Service Lookup
So I got some great feedback on hackernews on a couple of things and wanted to write a bit more of an opinion piece.
First, some commenters informed me that the term service injection
is incorrect - it should be service lookup
. I will be updating the docs on the site accordingly!
So the first thing I need to clarify is that all functions receive a service lookup
object that contains a list of all the different services you can use. Usually, the services include message queues, database, cache, and a selection of other things.
If you want to skip to my pro/cons, that's the last section!
Brief History
The first time I started using service lookups
was in a frontend framework where the idea was that you could quickly develop components in the frontend vs stubbed or real services by just setting the environment. Doing so was incredibly important because it was a FinTech solution where we had to simulate lots of different states. We provided fake data to test results (connection status, prices, etc.) via workbench tools. Doing so allows us to avoid having to write stub backend services. Those would need to do the whole roundtrip through the server (which would have been a hassle, especially since our backend language selection was Java or C).
Then came the real-time node server deepstream.io. Deepstream is a super flexible real-time node server where you can swap out any of the subcomponents via a plugin architecture. You can use any cache (Redis/Memcache), database (Postgres/MongoDB), clustering mechanism (vertical scaling/Redis pub-sub), permissions layer (config based/function-based), protocol layer (WebSocket, uWS, MQTT, HTTP). Without using a form of interface, it would have been tough to connect all those systems. Having the services passed in made it much easier to allow different APIs to talk to each other.
Finally came deepstreamHub, the enterprise version of deepstream.io. deepstreamHub required us to allow things to run locally for enterprise machines and use AWS services for the cloud offering.
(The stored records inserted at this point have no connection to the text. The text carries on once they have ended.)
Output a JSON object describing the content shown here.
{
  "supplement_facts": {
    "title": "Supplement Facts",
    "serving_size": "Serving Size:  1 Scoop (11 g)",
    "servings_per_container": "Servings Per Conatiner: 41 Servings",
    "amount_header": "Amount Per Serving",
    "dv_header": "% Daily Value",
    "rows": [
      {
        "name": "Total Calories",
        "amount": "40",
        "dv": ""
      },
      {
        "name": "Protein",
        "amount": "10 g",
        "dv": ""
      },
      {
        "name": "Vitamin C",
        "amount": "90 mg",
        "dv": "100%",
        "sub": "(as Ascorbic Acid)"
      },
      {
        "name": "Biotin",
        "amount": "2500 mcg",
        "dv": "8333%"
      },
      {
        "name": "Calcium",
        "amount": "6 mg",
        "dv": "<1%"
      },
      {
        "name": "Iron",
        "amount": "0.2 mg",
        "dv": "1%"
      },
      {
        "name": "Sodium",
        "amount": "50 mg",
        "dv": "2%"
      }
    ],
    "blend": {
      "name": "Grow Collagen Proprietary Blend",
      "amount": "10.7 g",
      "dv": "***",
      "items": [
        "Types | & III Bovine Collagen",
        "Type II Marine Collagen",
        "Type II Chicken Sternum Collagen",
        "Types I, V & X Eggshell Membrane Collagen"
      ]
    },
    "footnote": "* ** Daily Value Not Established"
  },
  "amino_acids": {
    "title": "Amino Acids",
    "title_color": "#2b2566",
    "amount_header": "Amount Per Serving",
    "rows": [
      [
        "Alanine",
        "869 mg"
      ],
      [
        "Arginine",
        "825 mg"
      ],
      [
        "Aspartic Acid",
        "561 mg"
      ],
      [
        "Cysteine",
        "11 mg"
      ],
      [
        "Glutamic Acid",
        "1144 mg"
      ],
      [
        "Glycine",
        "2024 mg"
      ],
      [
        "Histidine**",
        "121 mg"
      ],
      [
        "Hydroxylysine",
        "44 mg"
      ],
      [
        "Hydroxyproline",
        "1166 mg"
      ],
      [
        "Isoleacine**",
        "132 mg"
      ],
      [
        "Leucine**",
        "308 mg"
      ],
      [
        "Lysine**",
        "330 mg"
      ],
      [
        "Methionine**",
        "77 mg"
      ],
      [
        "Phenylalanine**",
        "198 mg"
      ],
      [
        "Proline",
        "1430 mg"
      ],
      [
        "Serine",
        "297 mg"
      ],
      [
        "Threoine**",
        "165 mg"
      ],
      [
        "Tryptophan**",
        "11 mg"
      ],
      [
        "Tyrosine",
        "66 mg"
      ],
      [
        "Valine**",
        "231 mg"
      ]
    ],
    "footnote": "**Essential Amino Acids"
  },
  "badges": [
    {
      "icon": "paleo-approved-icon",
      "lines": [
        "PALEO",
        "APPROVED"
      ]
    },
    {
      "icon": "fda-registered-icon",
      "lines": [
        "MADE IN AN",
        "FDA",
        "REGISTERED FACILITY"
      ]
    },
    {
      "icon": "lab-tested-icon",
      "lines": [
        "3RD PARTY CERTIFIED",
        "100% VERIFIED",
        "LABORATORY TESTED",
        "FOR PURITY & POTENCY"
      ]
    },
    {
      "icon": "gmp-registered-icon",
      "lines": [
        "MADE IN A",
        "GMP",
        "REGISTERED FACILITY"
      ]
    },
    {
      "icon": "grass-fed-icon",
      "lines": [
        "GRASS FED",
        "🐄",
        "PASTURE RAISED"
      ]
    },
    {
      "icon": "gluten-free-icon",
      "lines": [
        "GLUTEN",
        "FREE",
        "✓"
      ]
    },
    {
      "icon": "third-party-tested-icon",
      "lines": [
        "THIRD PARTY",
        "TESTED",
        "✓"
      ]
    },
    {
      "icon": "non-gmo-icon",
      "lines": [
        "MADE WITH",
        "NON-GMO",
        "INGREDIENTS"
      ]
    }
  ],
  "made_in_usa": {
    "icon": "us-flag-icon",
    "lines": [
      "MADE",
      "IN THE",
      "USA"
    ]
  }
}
We managed to get the entire thing running on Kubernetes and via local services in less than a day using service lookups.
Vramework
I started working on personal projects after deepstreamHub, and I was doing so while travelling due to the failed startup misery recovery process. So my main requirement was that everything should work offline. I didn't want to deal with flaky connections, and to be honest, I was coding for fun, so constantly deploying wasn't the top of my requirements!
I also personally love the idea behind koa and other abstraction layers that remove the concept of HTTP from your core code.
I used that sort of approach for having the same API code being consumed by:
- using deepstream.io RPCs
- using WebSocket connections as a mode of transport (similar to featherJS)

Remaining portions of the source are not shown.